Using DistCp
Use DistCp to copy files between various clusters.
The most common use of DistCp is an inter-cluster copy:
hadoop distcp hdfs://nn1:8020/source hdfs://nn2:8020/destination
Where hdfs://nn1:8020/source
is the data source, and hdfs://nn2:8020/
destination is the destination. This will expand the name space under /source on NameNode "nn1" into a temporary file, partition its contents among a set of map tasks, and start copying from "nn1" to "nn2". Note that DistCp requires absolute paths.

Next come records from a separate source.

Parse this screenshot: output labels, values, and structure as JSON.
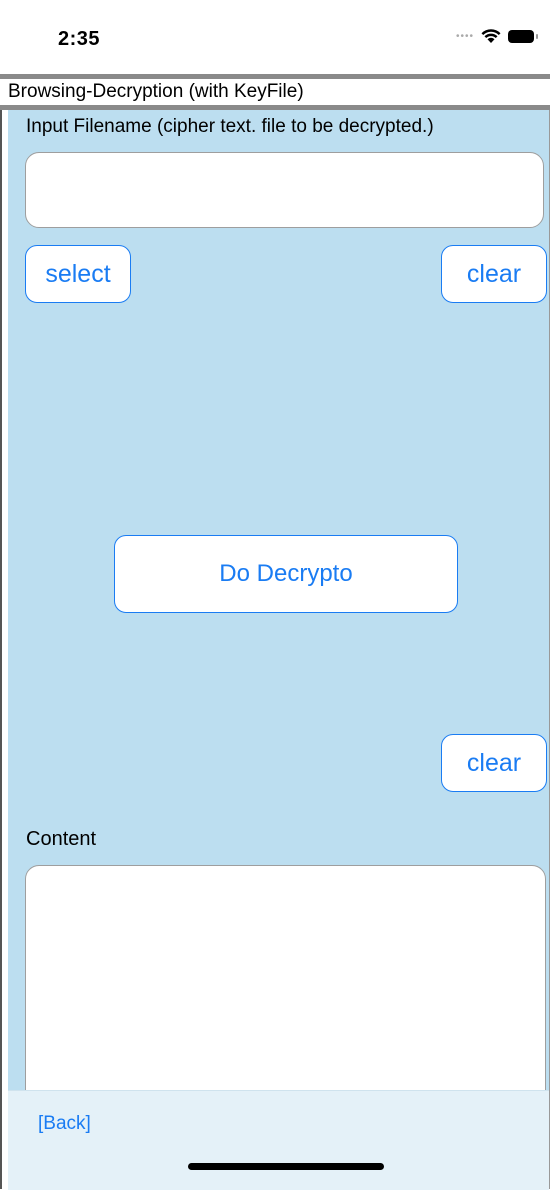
{
  "status_bar": {
    "time": "2:35",
    "icons": [
      "signal-icon",
      "wifi-icon",
      "battery-icon"
    ]
  },
  "title_bar": {
    "title": "Browsing-Decryption (with KeyFile)"
  },
  "main": {
    "input_label": "Input Filename (cipher text. file to be decrypted.)",
    "input_value": "",
    "select_label": "select",
    "clear_label_1": "clear",
    "do_label": "Do Decrypto",
    "clear_label_2": "clear",
    "content_label": "Content",
    "content_value": ""
  },
  "bottom_bar": {
    "back_label": "[Back]"
  },
  "colors": {
    "accent": "#1a7cf3",
    "main_background": "#bcdef0",
    "title_border": "#8a8a8a",
    "bottom_bar": "#e4f1f8"
  }
}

You can also specify multiple source directories:
hadoop distcp hdfs://nn1:8020/source/a hdfs://nn1:8020/source/b hdfs:// nn2:8020/destination
Or specify multiple source directories from a file with the -f
option:
hadoop distcp -f hdfs://nn1:8020/srclist hdfs://nn2:8020/destination
Where srclist
contains:
hdfs://nn1:8020/source/a hdfs://nn1:8020/source/b
Distcp with HFTP
After a copy, you should generate and cross-check a listing of the source and destination to verify that the copy was truly successful. Since DistCp employs both Map/Reduce and the FileSystem API, issues in or between any of these three could adversely and silently affect the copy. Some have had success running with -update enabled to perform a second pass, but users should be acquainted with its semantics before attempting this.
It is also worth noting that if another client is still writing to a source file, the copy will likely fail. Attempting to overwrite a file being written at the destination should also fail on HDFS. If a source file is (re)moved before it is copied, the copy will fail with a FileNotFound exception.